En quelques chiffres

La Norvège est le leader mondial du ferry électrique (70+ navires). L'Écosse a nationalisé son opérateur (CalMac) après des difficultés avec la concession privée. La Grèce subventionne massivement les lignes non rentables (programme ANEK). L'Italie impose une continuité territoriale constitutionnelle. Chaque modèle reflète des choix politiques différents sur le rapport entre marché et service public.

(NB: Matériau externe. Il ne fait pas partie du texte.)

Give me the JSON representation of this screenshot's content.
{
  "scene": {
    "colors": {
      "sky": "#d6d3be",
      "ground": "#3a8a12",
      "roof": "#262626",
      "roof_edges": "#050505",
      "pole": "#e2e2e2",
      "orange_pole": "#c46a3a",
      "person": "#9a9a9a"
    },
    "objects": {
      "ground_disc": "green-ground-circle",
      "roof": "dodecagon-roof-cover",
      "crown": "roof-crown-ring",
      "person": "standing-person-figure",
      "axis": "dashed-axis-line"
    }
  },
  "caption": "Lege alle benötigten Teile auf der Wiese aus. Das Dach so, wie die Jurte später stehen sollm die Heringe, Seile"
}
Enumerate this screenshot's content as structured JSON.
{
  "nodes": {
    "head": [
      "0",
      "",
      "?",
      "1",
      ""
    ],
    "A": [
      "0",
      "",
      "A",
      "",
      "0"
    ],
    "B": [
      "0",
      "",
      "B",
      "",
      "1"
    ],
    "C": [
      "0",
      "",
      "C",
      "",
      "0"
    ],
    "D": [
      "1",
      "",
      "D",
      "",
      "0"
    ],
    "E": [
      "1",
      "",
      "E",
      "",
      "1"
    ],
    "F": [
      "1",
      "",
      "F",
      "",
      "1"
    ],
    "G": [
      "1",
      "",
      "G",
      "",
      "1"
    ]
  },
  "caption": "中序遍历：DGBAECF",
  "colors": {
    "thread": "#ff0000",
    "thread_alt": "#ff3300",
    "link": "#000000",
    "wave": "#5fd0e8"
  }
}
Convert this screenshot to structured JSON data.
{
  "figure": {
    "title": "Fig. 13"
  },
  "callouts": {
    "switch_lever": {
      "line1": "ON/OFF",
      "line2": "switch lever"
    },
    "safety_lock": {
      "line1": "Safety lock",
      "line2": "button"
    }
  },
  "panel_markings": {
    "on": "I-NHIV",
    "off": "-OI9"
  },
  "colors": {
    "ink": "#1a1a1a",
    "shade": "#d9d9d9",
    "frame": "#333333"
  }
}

Norvège : le modèle électrique

La Norvège impose depuis 2022 la propulsion zéro émission pour toutes les nouvelles concessions de ferry dans les fjords. Le résultat : plus de 70 ferries électriques en service, les coûts d'exploitation réduits de 50 %, et une filière industrielle norvégienne de pointe (Havyard, Fjellstrand). Le modèle est financé par les revenus pétroliers et une fiscalité carbone élevée[2].

Écosse : l'opérateur public

CalMac (Caledonian MacBrayne), opérateur public, exploite 33 routes avec 50 ferries vers les Hébrides et les îles de la Clyde. Le modèle public garantit la continuité de service mais pose des questions de coût et d'investissement (retards de livraison des navires neufs).

Grèce : la subvention massive

La Grèce subventionne les lignes insulaires non rentables (200+ îles habitées) via des appels d'offres annuels. Le modèle garantit la desserte mais avec une qualité variable et des navires souvent âgés[3].